Still, there's depth and longevity in the vast array of upgrades and additional weapons at Deadpool's fingertips, offering a glimpse of the gameplay variety that'll come with purchasing new stuff. This aspect of Deadpool is incredibly promising. The part where you're required to collect little tokens, not so much.
During the course of our hands-on demo, which is the very same section of gameplay we initially saw in a hands-off state during Gamescom last year, we face countless troops in a TV studio, where Deadpool's on the trail of corrupt media tycoon, Chance White.
The action is fast-paced and immediate, and switching between swordplay and gunplay on the fly is nice and seamless, but where the hack and slash side of the equation feels meaty and satisfying, the gunplay feels somewhat loose and imprecise. Despite Deadpool's ability to fire his guns 360-degrees, shooting backwards over his head with style, we still feel like the shooting aspect of the game is missing the all-important immediacy that the swordplay has in spades.
Sure, bagging a headshot is every bit as satisfying as it should be, yet this is in no small part down to what appears to be the almost complete absence of auto-aim.
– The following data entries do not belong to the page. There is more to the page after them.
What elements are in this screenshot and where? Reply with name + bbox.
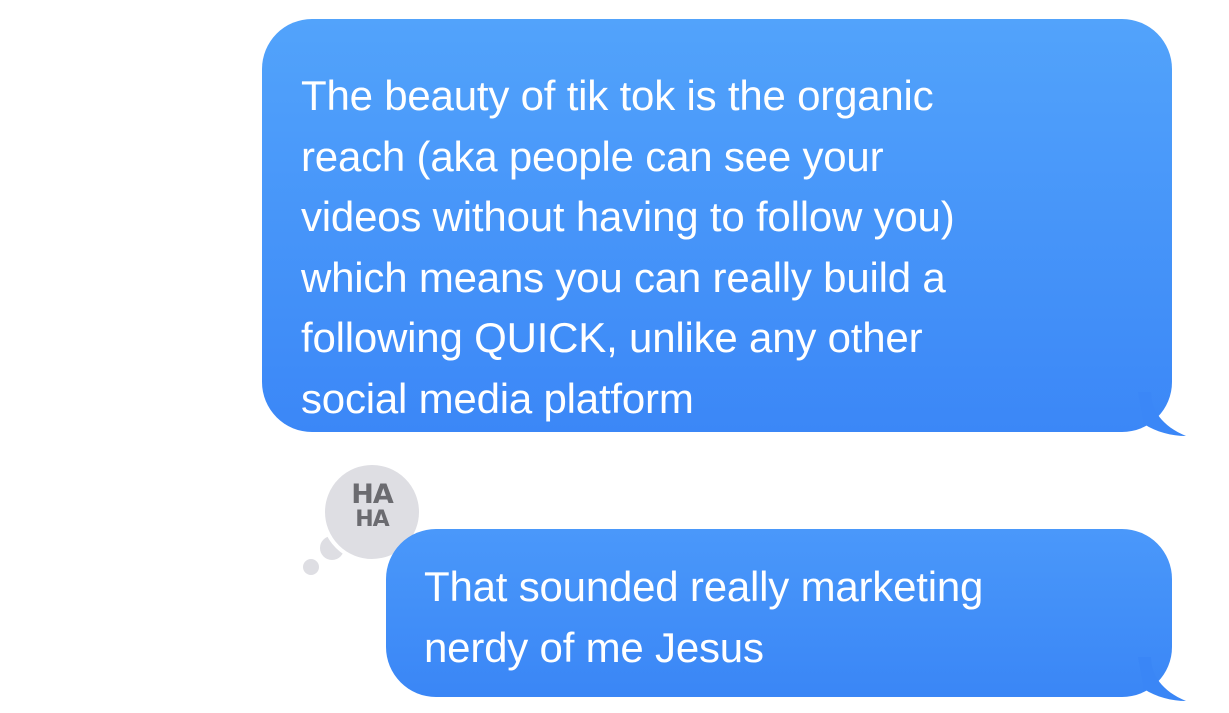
message-tail-icon (1138, 657, 1186, 701)
message-line: nerdy of me Jesus (424, 623, 764, 671)
haha-line-top: HA (351, 479, 394, 510)
message-line: following QUICK, unlike any other (301, 314, 923, 361)
outgoing-message-bubble[interactable]: That sounded really marketing nerdy of m… (386, 529, 1172, 697)
message-thread: The beauty of tik tok is the organic rea… (0, 0, 1229, 713)
message-line: That sounded really marketing (424, 563, 984, 610)
message-line: which means you can really build a (301, 253, 946, 301)
message-line: social media platform (301, 374, 694, 422)
message-tail-icon (1138, 392, 1186, 436)
haha-reaction-icon: HA HA (321, 479, 423, 532)
tapback-small-dot (303, 559, 319, 575)
message-line: reach (aka people can see your (301, 132, 884, 180)
message-line: The beauty of tik tok is the organic (301, 72, 934, 119)
message-line: videos without having to follow you) (301, 193, 955, 240)
haha-line-bottom: HA (355, 507, 389, 532)
outgoing-message-bubble[interactable]: The beauty of tik tok is the organic rea… (262, 19, 1172, 432)
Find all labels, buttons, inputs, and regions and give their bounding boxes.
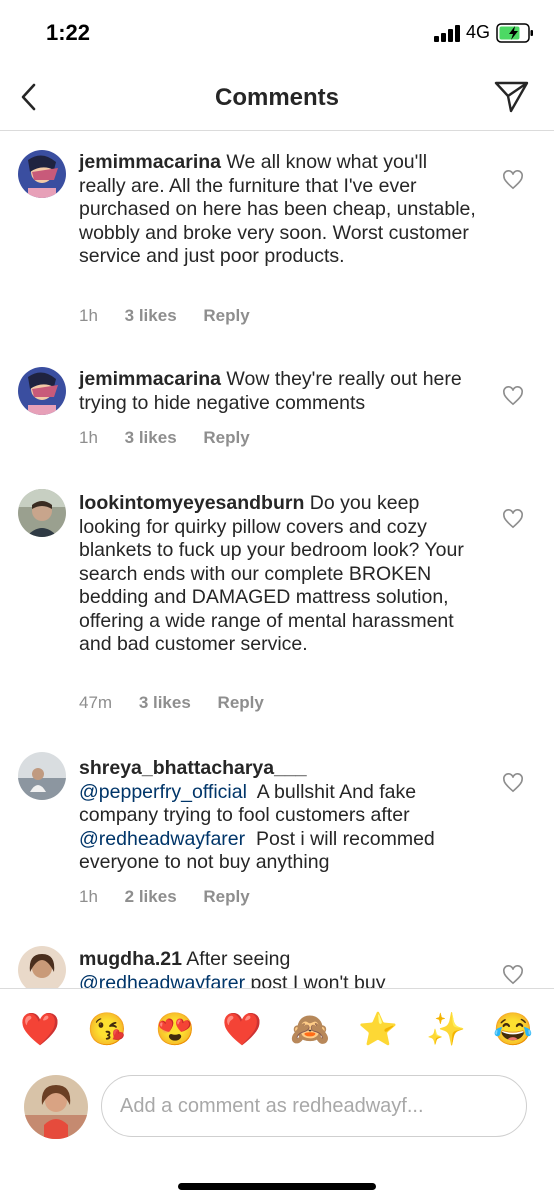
- comment-meta: 47m 3 likes Reply: [79, 693, 286, 713]
- comment-composer-bar: ❤️ 😘 😍 ❤️ 🙈 ⭐ ✨ 😂: [0, 988, 554, 1201]
- status-bar: 1:22 4G: [0, 0, 554, 66]
- comment-text: jemimmacarina We all know what you'll re…: [79, 151, 479, 269]
- emoji-see-no-evil-monkey[interactable]: 🙈: [288, 1007, 332, 1051]
- comment-time: 1h: [79, 428, 98, 447]
- like-heart-icon[interactable]: [502, 773, 524, 793]
- emoji-red-heart[interactable]: ❤️: [18, 1007, 62, 1051]
- comment-input[interactable]: [101, 1075, 527, 1137]
- comment-username[interactable]: jemimmacarina: [79, 368, 221, 390]
- nav-bar: Comments: [0, 66, 554, 131]
- comment-username[interactable]: lookintomyeyesandburn: [79, 492, 304, 514]
- emoji-star[interactable]: ⭐: [356, 1007, 400, 1051]
- emoji-tears-of-joy[interactable]: 😂: [491, 1007, 535, 1051]
- page-title: Comments: [214, 84, 340, 111]
- comment-text: jemimmacarina Wow they're really out her…: [79, 368, 479, 415]
- avatar[interactable]: [18, 367, 66, 415]
- home-indicator: [178, 1183, 376, 1190]
- like-heart-icon[interactable]: [502, 509, 524, 529]
- comment-likes[interactable]: 2 likes: [125, 887, 177, 907]
- battery-charging-icon: [496, 23, 533, 43]
- comment-username[interactable]: shreya_bhattacharya___: [79, 757, 307, 779]
- like-heart-icon[interactable]: [502, 965, 524, 985]
- avatar[interactable]: [18, 150, 66, 198]
- comment-text: lookintomyeyesandburn Do you keep lookin…: [79, 492, 479, 657]
- comment-meta: 1h 3 likes Reply: [79, 428, 272, 448]
- comment-username[interactable]: jemimmacarina: [79, 151, 221, 173]
- comment-likes[interactable]: 3 likes: [125, 306, 177, 326]
- comment-content: Do you keep looking for quirky pillow co…: [79, 492, 464, 655]
- emoji-sparkles[interactable]: ✨: [424, 1007, 468, 1051]
- comment-text: shreya_bhattacharya___ @pepperfry_offici…: [79, 757, 479, 875]
- status-time: 1:22: [46, 20, 91, 45]
- avatar[interactable]: [18, 752, 66, 800]
- emoji-kissing-face[interactable]: 😘: [85, 1007, 129, 1051]
- comment-mention[interactable]: @redheadwayfarer: [79, 972, 245, 989]
- comment-mention[interactable]: @redheadwayfarer: [79, 828, 245, 850]
- comment-likes[interactable]: 3 likes: [125, 428, 177, 448]
- comment-text: mugdha.21 After seeing @redheadwayfarer …: [79, 948, 479, 988]
- direct-message-icon[interactable]: [494, 80, 530, 114]
- network-type: 4G: [466, 22, 491, 42]
- comment-time: 47m: [79, 693, 113, 712]
- emoji-red-heart[interactable]: ❤️: [220, 1007, 264, 1051]
- avatar[interactable]: [18, 489, 66, 537]
- reply-button[interactable]: Reply: [203, 887, 249, 907]
- current-user-avatar: [24, 1075, 88, 1139]
- reply-button[interactable]: Reply: [203, 428, 249, 448]
- comment-time: 1h: [79, 887, 98, 906]
- signal-icon: [434, 25, 460, 42]
- comment-likes[interactable]: 3 likes: [139, 693, 191, 713]
- comment-mention[interactable]: @pepperfry_official: [79, 781, 247, 803]
- comment-username[interactable]: mugdha.21: [79, 948, 182, 970]
- reply-button[interactable]: Reply: [218, 693, 264, 713]
- comment-content: After seeing: [186, 948, 296, 970]
- like-heart-icon[interactable]: [502, 386, 524, 406]
- comment-meta: 1h 3 likes Reply: [79, 306, 272, 326]
- reply-button[interactable]: Reply: [203, 306, 249, 326]
- comment-meta: 1h 2 likes Reply: [79, 887, 272, 907]
- comment-time: 1h: [79, 306, 98, 325]
- comments-list[interactable]: jemimmacarina We all know what you'll re…: [0, 131, 554, 988]
- comment-content: post I won't buy: [245, 971, 386, 989]
- avatar[interactable]: [18, 946, 66, 988]
- like-heart-icon[interactable]: [502, 170, 524, 190]
- emoji-heart-eyes[interactable]: 😍: [153, 1007, 197, 1051]
- quick-emoji-row: ❤️ 😘 😍 ❤️ 🙈 ⭐ ✨ 😂: [0, 1007, 554, 1051]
In a game as frenetic and action-orientated as Deadpool, the baggy 'snap-to-an-enemy' aiming mechanic doesn't work nearly as efficiently as it should, meaning most of your bullets will find the floor and the walls before they hit your enemies. Not exactly the work of a pro mercenary.
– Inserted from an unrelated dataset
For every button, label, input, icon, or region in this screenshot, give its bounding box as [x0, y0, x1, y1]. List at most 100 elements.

That said, the game does a pretty fine job of keeping the camera in check, and automatically locks on to the nearest foe when you're busting out Deadpool's swift and deadly melee moves. In fact, as melee fighting goes, Deadpool pushes most of the right buttons, despite the relentless action sometimes feeling a little bit repetitious when you're inundated with bad guys.
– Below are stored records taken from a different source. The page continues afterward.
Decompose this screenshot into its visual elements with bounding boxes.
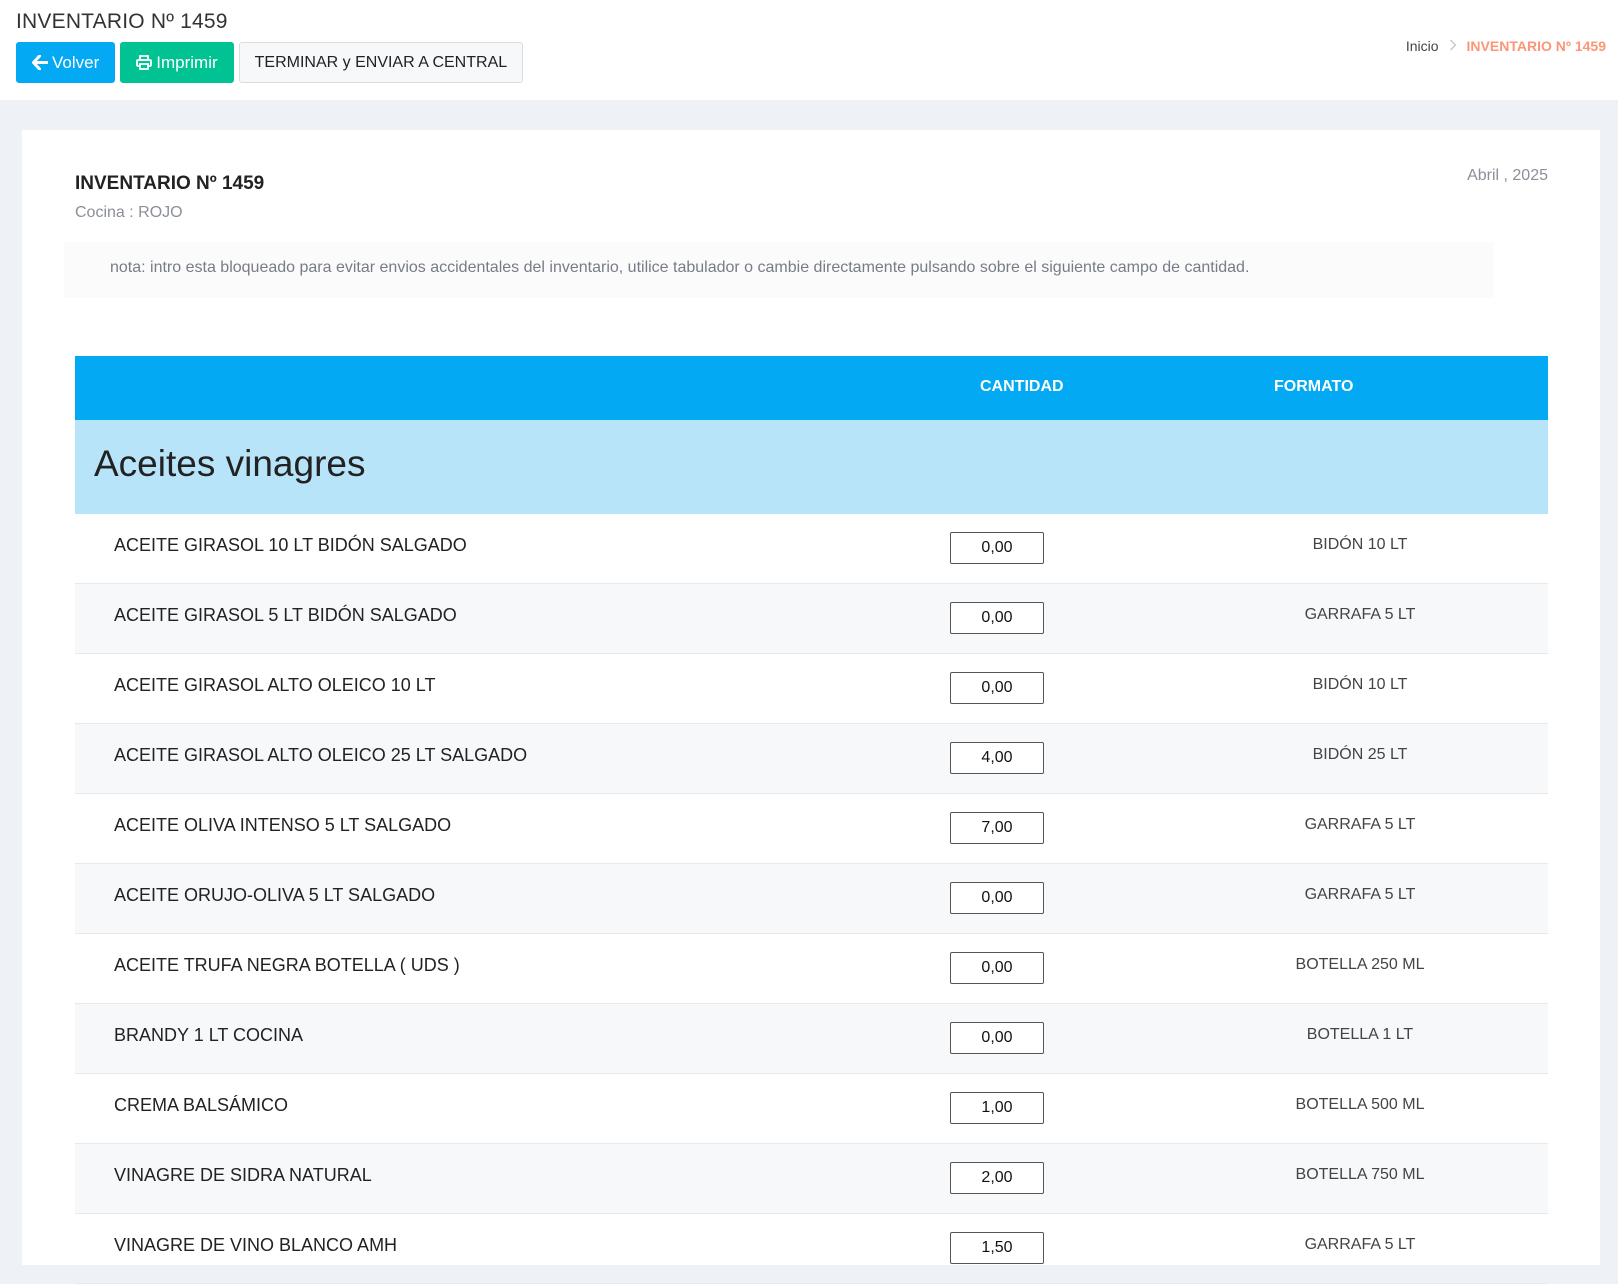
table-row: ACEITE TRUFA NEGRA BOTELLA ( UDS ) BOTEL… (75, 934, 1548, 1004)
back-button-label: Volver (52, 52, 100, 72)
quantity-input[interactable] (950, 1092, 1044, 1124)
table-row: ACEITE OLIVA INTENSO 5 LT SALGADO GARRAF… (75, 794, 1548, 864)
table-row: ACEITE GIRASOL 10 LT BIDÓN SALGADO BIDÓN… (75, 514, 1548, 584)
product-name: VINAGRE DE VINO BLANCO AMH (114, 1235, 398, 1255)
breadcrumb: Inicio INVENTARIO Nº 1459 (1406, 38, 1606, 54)
inventory-date: Abril , 2025 (1467, 167, 1548, 184)
product-name: ACEITE GIRASOL ALTO OLEICO 10 LT (114, 675, 436, 695)
product-format: GARRAFA 5 LT (1304, 816, 1416, 833)
product-format: GARRAFA 5 LT (1304, 886, 1416, 903)
quantity-input[interactable] (950, 532, 1044, 564)
back-button[interactable]: Volver (16, 42, 116, 83)
product-format: BIDÓN 10 LT (1312, 676, 1408, 693)
table-row: CREMA BALSÁMICO BOTELLA 500 ML (75, 1074, 1548, 1144)
note-box: nota: intro esta bloqueado para evitar e… (64, 242, 1494, 298)
table-row: ACEITE ORUJO-OLIVA 5 LT SALGADO GARRAFA … (75, 864, 1548, 934)
product-format: GARRAFA 5 LT (1304, 1236, 1416, 1253)
finish-send-button[interactable]: TERMINAR y ENVIAR A CENTRAL (238, 42, 524, 83)
quantity-input[interactable] (950, 742, 1044, 774)
column-header-quantity: CANTIDAD (980, 378, 1064, 395)
product-format: BIDÓN 10 LT (1312, 536, 1408, 553)
breadcrumb-home-link[interactable]: Inicio (1406, 38, 1439, 54)
product-name: CREMA BALSÁMICO (114, 1095, 289, 1115)
group-row: Aceites vinagres (75, 420, 1548, 514)
table-row: BRANDY 1 LT COCINA BOTELLA 1 LT (75, 1004, 1548, 1074)
chevron-right-icon (1449, 38, 1457, 54)
table-row: ACEITE GIRASOL ALTO OLEICO 25 LT SALGADO… (75, 724, 1548, 794)
quantity-input[interactable] (950, 1022, 1044, 1054)
table-row: ACEITE GIRASOL ALTO OLEICO 10 LT BIDÓN 1… (75, 654, 1548, 724)
top-bar: INVENTARIO Nº 1459 Volver Imprimir TERMI… (0, 0, 1618, 100)
product-name: ACEITE GIRASOL 5 LT BIDÓN SALGADO (114, 605, 457, 625)
breadcrumb-current: INVENTARIO Nº 1459 (1466, 38, 1606, 54)
quantity-input[interactable] (950, 602, 1044, 634)
table-row: VINAGRE DE VINO BLANCO AMH GARRAFA 5 LT (75, 1214, 1548, 1284)
quantity-input[interactable] (950, 882, 1044, 914)
product-name: ACEITE TRUFA NEGRA BOTELLA ( UDS ) (114, 955, 460, 975)
product-name: ACEITE OLIVA INTENSO 5 LT SALGADO (114, 815, 452, 835)
quantity-input[interactable] (950, 1232, 1044, 1264)
table-header: CANTIDAD FORMATO (75, 356, 1548, 420)
product-format: BOTELLA 1 LT (1306, 1026, 1414, 1043)
print-button[interactable]: Imprimir (120, 42, 234, 83)
product-format: GARRAFA 5 LT (1304, 606, 1416, 623)
product-format: BOTELLA 250 ML (1295, 956, 1425, 973)
product-name: ACEITE GIRASOL 10 LT BIDÓN SALGADO (114, 535, 467, 555)
table-row: ACEITE GIRASOL 5 LT BIDÓN SALGADO GARRAF… (75, 584, 1548, 654)
print-button-label: Imprimir (156, 52, 218, 72)
product-format: BIDÓN 25 LT (1312, 746, 1408, 763)
quantity-input[interactable] (950, 1162, 1044, 1194)
kitchen-label: Cocina : ROJO (75, 204, 183, 221)
print-icon (136, 55, 153, 70)
inventory-table: CANTIDAD FORMATO Aceites vinagres ACEITE… (75, 356, 1548, 1284)
product-name: VINAGRE DE SIDRA NATURAL (114, 1165, 372, 1185)
group-title: Aceites vinagres (94, 443, 366, 484)
quantity-input[interactable] (950, 812, 1044, 844)
product-name: ACEITE GIRASOL ALTO OLEICO 25 LT SALGADO (114, 745, 528, 765)
arrow-left-icon (32, 55, 48, 70)
product-format: BOTELLA 500 ML (1295, 1096, 1425, 1113)
quantity-input[interactable] (950, 952, 1044, 984)
page-title: INVENTARIO Nº 1459 (16, 10, 228, 33)
table-row: VINAGRE DE SIDRA NATURAL BOTELLA 750 ML (75, 1144, 1548, 1214)
quantity-input[interactable] (950, 672, 1044, 704)
product-name: BRANDY 1 LT COCINA (114, 1025, 304, 1045)
inventory-card: INVENTARIO Nº 1459 Cocina : ROJO Abril ,… (22, 130, 1600, 1284)
product-format: BOTELLA 750 ML (1295, 1166, 1425, 1183)
column-header-format: FORMATO (1274, 378, 1354, 395)
action-buttons: Volver Imprimir TERMINAR y ENVIAR A CENT… (16, 42, 524, 83)
product-name: ACEITE ORUJO-OLIVA 5 LT SALGADO (114, 885, 436, 905)
card-title: INVENTARIO Nº 1459 (75, 173, 265, 194)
On the face buttons, you've got light and heavy attacks mapped to X and Y, while A is jump and B activates Deadpool's teleportation device, enabling him to swiftly dodge incoming attacks or counter moves when the B button icon appears above an enemy's head. Executing a counter launches an enemy into the air, opening them up to a combo that sees limbs being struck off, spurting gallons of the red stuff all over the walls. You aim and shoot with the left and right triggers.
Successful attacks and combos feed into Deadpool's Momentum Meter, which with a press of LB and A allows you to pull off a spin attack that's perfect for crowd control. Earning plenty of DP (Deadpool Points), you can unlock upgrades and new weapons at any time, so we add a shotgun, sais and grenades to our arsenal.
Suddenly, things start to get a lot more interesting as we mix up Deadpool's weaponry, switching up guns and blades with the d-pad. There's certainly no shortage of diversity where the weapons, progression and skill trees are concerned, which should ensure there should be more than enough in terms of longevity, the campaign's runtime not withstanding.
Our final order of business with Deadpool is a quick sampling of the Challenge Mode, featuring three waves of survival gameplay against the clock. It's a typical Horde-style game-type that ought to be good fun when competing against friends for a spot on the leaderboard. Getting shot up shreds Deadpool's costume and flesh in a neat visual touch, before his healing factor kicks in to top up your health.
Deadpool (the game) is something of an acquired taste. We're huge fans of the the Merc with a Mouth, and have read the comics for years, so we desperately want High Moon's game to be great. On the strength of this first hands-on, it's not currently up to the same standards as DmC or Ninja Gaiden, although with the tongue-in-cheek humour in place and the character perfectly realised, perhaps Deadpool can get by on charm alone. Or perhaps Deadpool might just be all mouth and no substance.
Deadpool will be shattering through the fourth wall on June 25th in North America and June 28th in Europe.